The debate about Woods’s performance only underscores the issue that several of the condemned men raised in the first place: why was hanging chosen over the firing squad? Woods was genuinely convinced about the virtues of his trade. Obermayer, the young GI who had known Woods when he carried out earlier executions, recalled “
a more-or-less drunken moment” when one soldier asked the hangman whether he would like to die at the end of a rope or by some other means. “You know, I think it’s a damn good way to die; as a matter of fact, I’ll probably die that way myself.”
“Aw, for Christ’s sake, be serious, that’s nothing to kid about,” another soldier interjected.
Woods wasn’t laughing. “I’m damn serious,” he said. “It’s clean and it’s painless, and it’s traditional.” He added: “It’s traditional with hangmen to hang themselves when they get old.”
Obermayer was not persuaded about the putative advantages of hanging over other forms of execution. “Hanging is a special kind of humiliating experience,” he said, looking back at those encounters with Woods. “Why so humiliating? Because when you die, all your sphincters lose their elasticity. You become a shitty mess.” In his view, it was hardly surprising that the top Nazi officials at Nuremberg pleaded so desperately for the firing squad instead.

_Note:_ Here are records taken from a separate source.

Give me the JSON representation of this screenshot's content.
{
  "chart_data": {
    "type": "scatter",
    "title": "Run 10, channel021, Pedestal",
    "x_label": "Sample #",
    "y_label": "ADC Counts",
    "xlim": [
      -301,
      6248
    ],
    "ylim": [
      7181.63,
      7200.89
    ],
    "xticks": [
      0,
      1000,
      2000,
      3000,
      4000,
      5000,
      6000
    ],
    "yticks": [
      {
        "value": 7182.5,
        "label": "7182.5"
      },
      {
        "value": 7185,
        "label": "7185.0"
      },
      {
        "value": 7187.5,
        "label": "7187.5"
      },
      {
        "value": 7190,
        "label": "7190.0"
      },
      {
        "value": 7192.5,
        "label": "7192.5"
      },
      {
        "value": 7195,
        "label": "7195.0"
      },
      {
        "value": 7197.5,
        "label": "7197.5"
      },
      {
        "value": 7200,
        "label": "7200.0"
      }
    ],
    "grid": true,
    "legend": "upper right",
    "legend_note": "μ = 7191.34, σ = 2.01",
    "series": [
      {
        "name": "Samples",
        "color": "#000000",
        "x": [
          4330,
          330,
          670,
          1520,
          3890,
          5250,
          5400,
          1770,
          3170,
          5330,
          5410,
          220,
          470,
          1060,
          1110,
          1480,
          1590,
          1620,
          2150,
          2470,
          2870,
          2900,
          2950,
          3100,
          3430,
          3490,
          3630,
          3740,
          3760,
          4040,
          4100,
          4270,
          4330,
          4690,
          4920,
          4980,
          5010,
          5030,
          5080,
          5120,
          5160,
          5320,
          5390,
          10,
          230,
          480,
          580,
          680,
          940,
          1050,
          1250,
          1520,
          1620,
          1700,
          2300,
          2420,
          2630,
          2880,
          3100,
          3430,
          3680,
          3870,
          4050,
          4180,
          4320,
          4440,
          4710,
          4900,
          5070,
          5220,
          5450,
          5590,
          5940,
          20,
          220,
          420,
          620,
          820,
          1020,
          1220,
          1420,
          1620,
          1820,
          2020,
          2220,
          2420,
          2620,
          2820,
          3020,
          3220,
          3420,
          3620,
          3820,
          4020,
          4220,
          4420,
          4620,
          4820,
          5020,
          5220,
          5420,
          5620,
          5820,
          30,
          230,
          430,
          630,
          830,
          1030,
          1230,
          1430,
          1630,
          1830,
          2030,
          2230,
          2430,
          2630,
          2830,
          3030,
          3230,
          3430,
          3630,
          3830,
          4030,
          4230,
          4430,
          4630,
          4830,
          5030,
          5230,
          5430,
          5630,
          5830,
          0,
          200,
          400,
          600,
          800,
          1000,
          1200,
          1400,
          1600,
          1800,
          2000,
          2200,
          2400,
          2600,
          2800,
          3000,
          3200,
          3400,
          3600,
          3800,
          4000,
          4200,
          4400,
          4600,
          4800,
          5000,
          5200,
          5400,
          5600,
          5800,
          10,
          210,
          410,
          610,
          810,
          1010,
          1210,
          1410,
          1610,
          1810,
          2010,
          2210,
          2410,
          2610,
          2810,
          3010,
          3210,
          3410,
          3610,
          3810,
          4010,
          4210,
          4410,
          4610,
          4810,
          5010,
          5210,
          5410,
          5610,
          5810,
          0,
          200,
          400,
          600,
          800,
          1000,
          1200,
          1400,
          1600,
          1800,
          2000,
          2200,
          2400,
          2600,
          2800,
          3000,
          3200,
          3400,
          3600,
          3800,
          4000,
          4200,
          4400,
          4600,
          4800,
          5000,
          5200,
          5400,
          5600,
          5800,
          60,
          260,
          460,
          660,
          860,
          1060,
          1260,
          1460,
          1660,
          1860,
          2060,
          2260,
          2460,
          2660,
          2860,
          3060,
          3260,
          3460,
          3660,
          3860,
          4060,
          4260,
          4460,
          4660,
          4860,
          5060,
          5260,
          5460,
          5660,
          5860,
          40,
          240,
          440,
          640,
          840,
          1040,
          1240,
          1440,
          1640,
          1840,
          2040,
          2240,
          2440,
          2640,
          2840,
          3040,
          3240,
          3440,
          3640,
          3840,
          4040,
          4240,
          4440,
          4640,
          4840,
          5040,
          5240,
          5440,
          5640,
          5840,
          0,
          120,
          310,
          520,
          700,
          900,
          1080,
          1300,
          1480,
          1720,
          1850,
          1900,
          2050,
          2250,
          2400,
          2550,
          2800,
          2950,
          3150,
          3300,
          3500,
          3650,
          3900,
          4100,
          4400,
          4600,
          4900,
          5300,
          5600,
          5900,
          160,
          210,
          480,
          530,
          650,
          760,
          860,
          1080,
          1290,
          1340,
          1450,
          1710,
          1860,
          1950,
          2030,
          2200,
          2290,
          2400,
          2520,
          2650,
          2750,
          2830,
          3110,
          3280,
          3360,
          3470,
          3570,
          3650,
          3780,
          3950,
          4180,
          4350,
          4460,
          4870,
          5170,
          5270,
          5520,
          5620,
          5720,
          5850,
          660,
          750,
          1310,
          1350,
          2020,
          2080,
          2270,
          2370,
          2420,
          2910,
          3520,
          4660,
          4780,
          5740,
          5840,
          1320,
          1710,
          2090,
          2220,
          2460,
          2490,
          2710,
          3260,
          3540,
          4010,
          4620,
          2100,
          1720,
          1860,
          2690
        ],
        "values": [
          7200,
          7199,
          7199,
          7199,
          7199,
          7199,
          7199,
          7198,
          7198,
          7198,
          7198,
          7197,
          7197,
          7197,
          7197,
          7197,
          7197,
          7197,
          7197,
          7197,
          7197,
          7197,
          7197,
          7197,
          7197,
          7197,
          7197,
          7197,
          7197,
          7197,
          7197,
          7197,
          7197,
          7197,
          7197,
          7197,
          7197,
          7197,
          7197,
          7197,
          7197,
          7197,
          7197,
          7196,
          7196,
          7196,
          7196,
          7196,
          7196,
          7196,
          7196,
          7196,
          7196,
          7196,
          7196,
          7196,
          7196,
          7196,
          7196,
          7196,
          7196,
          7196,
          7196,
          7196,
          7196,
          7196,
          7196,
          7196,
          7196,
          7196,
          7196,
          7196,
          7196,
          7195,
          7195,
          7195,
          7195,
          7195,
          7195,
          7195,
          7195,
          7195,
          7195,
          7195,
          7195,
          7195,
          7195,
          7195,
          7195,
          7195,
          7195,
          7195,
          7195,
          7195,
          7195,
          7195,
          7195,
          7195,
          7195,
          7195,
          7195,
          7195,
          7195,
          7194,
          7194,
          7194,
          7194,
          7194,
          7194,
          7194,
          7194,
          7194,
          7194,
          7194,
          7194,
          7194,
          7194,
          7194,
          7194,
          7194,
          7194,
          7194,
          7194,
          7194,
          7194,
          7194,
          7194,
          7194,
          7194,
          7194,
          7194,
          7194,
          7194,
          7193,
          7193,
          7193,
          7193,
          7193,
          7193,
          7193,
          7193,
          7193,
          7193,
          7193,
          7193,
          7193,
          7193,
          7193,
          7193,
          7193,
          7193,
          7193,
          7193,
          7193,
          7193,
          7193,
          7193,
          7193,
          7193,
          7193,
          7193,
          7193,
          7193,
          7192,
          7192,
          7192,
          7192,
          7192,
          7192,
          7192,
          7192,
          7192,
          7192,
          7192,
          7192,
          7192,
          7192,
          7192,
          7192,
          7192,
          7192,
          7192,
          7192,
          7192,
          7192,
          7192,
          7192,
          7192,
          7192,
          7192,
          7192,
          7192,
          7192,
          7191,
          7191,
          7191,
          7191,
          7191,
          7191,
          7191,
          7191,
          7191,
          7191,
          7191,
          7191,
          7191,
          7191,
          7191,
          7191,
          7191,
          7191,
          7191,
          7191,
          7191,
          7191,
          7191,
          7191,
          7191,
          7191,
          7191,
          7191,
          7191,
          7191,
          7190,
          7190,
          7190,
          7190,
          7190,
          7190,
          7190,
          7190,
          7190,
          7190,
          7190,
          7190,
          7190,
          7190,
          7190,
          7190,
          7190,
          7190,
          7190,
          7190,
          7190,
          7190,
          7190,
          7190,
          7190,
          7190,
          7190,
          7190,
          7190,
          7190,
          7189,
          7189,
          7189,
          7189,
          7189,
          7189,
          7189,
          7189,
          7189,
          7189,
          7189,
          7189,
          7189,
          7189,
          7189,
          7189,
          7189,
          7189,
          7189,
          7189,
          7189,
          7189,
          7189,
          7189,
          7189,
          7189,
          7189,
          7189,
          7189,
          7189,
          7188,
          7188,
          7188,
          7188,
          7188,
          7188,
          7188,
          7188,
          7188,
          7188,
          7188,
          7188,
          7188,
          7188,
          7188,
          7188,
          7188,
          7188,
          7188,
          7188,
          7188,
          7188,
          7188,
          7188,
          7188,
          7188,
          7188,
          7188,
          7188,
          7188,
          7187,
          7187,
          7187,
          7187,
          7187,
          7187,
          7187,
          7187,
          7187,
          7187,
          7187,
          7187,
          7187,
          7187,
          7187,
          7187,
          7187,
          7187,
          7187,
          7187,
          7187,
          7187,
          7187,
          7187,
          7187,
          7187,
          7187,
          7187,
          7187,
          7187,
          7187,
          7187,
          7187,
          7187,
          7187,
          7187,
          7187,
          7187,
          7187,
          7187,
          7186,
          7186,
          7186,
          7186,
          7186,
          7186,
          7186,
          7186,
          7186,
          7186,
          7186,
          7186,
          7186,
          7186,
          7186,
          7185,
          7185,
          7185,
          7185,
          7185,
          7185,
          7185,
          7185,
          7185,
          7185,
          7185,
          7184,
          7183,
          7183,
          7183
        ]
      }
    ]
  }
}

Nonetheless, Obermayer was convinced that Woods was sincere in his belief that he was carrying out a job that needed to be done with maximum efficiency and decency. Pierrepoint, his British counterpart, whose father and uncle had plied the same trade, made a similar claim at the end of his career: “
I operated, on behalf of the State, what I am convinced was the most humane and dignified method of meting out death to a delinquent,” he wrote. Among Pierrepoint’s victims during his tour in
Germany were the “Beasts of Belsen,” including the former commandant of Bergen-Belsen Josef Kramer and the infamously sadistic guard Irma Grese, who was only twenty-one when she went to the gallows.
Unlike Woods, Pierrepoint lived to an old age, and eventually turned against the death penalty. “Capital punishment, in my view, achieved nothing except revenge,” he concluded.
Obermayer, who had returned to the United States before the hangings at Nuremberg, remained convinced that Woods approached all of his assignments, including his most famous one, with professional detachment. It was “just another job for him,” he wrote. “I’m sure his approach to it was much more like that of the union workman who stands on the slaughtering block in a Kansas City packing house than that of the proud French fanatic who guillotined Marie Antoinette in the Place de la Concorde.”
But in the aftermath of the war and the Holocaust, it was hardly surprising that the notions of revenge and justice were often intermingled, whatever the motives of the executioners themselves.
As for Woods, he was proved wrong in his prediction about how he would die. In 1950, he accidentally electrocuted himself while repairing a power line in the Marshall Islands.